This is the code repository for the manuscript "Deep Learning Applied to Chest X-Rays: Exploiting and Preventing Shortcuts" and video.
-
preprocess_mimic_attributes/: contains a script to link MIMIC-CXR and MIMIC-IV to extract attribute features. Note that the link between MIMIC-CXR and MIMIC-IV was not publicly available at the time of publication, so this was added after the fact to enable other researchers to recreate more of our experiments.
-
preprocessing/ contains code for subsampling the datasets or assigned bias label for synthetic image preprocessing experiments
-
dataset/ contains data loaders
-
model/ contains model loader
-
standardizers/ is where the mean and standard deviation should be saved if you're standardizing to a subset of the data (e.g., when there is too much data to load onto disk)
Follow directions to download the MIMIC-CXR, MIMIC-IV, and CheXpert datasets
Run resampling_skewed_unskewed.ipynp in preprocessing/ to subsample the data into skewed and unskewed datasets
Run assumption_relaxation_bias_assignment.ipynp and random_bias_assignment.ipynb in preprocessing/synthetic_shortcuts/ to assign bias labels, and then apply_filter.ipynb to apply the Gaussian filter to the images
Pre-specified arguments can be set in config.json:
Required arguments:
- csv_file: Path to metadata file.
- checkpoint: Path to file location where model checkpoints will be saved.
- labels: column name in the metadata files of the target classes. These can be separated by "|" (e.g., CHF|Pneumonia)
- rotate degrees: degrees of rotation to use for random rotation in image augmentation.
- disk: if disk = 1, all images will be loaded into memory before training. Otherwise during training images will be fetched from disk.
- mask : mask = 1 if masked loss will be used (i.e., if there are missing labels). All missing labels in the metadata file should be set to -1.
- early_stop: early_stop = 1 if early stopping criteria will be used. Otherwise model will train to 3 epochs.
- pretrain: Whether or not to use an initialization. If pretrain is "yes", then ImageNet initialization will be used unless a pretrain file is specified. Otherwise, pretrain should be "random"
- pretrain_file: file path to pretrained model (i.e., source task model or pretrained model on MIMIC-CXr and CheXpert)
- pretrain_classes: number of target labels pretrain model had
- loader_names : list of split names (i.e., ["train", "valid", "test"]). You do not have to include "test".
Optional arguments: These specify the number of layers to train. If none of are specified, the whole network will be trained.
- tune_classifier: 1 to t train the final fully connected layer of the network
- sensitivity_analysis: 1 to train a variable number of blocks in the network. If 1, the num_blocks argument should be specified.
- num_blocks: number of denseblocks to train (increasing from the end of the network to the beginning) between 1 and 3.
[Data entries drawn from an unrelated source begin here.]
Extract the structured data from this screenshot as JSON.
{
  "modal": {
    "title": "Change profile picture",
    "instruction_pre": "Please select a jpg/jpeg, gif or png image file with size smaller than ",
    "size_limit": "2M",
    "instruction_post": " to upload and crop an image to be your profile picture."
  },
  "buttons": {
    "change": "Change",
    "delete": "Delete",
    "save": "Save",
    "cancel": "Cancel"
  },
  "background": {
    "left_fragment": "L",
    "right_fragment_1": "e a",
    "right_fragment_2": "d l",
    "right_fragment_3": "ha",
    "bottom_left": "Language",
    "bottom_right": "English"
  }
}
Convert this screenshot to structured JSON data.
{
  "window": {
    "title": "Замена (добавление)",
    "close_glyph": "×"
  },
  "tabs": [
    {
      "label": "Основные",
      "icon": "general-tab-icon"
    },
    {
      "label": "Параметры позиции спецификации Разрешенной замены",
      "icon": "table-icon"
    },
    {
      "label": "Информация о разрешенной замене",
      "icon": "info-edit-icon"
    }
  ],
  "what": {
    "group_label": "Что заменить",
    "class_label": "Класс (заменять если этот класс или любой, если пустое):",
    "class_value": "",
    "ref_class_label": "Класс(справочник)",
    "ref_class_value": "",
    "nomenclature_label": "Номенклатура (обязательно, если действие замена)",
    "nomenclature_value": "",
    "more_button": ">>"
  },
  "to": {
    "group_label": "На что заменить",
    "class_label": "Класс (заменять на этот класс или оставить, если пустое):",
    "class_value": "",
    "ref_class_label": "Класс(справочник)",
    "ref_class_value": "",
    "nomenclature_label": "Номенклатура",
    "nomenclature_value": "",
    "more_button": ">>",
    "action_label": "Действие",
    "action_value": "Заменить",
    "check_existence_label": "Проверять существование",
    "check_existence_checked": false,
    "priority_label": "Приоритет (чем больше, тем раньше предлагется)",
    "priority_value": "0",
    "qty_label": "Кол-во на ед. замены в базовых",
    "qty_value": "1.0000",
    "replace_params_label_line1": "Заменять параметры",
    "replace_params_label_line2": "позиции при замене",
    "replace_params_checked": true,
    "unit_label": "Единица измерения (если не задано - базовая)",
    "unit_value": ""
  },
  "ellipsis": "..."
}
The following exmple code will train a model using train.py. Each run requires that a model_name and model_type be specificied. There are pre-specified in the config file along with other parameters (described in further detail below). Models will be saved in the directory chexpoint/model_type/model_name.
python train.py --model_type example_model_type --model_name example_model_name
Other non-required arguments are:
- gpu: specify the gpu numbers to train on, default is 0 and 1.
- budget: number of hyperparameter combinations to try. Default is 50.
- repeats: number of seed initializations to try. Default is 3.
- save_every: for pretraining on MIMIC-CXR and CheXpert. Number of iterations to complete before saving a checkpoint. Default is None and will save after every epoch.
- save_best_num, for pretraining on MIMIC-CXR and CheXpert. Number of top checkpoints to save (based on best AUROC performance on the validation set). Default is 1.
- optimizer: optimzier to use. Default is "sgd", but can also choose "adam" for pretraining on MIMIC-CXR and CheXpert.
To train a model on MIMIC-CXR and CheXpert, you'll want to use the save_every, save_best_num, and optimizer arguments. This will train on an ImageNet initialized model:
python train.py --model_type example_model_type --model_name example_model_name --save_every 4800 --save_best_num 10 --optimizer adam
To train a model after pretraining on either MIMIC-CXR/CheXpert or a source task, you'll need to specify the file location of the pretrained model in the config file.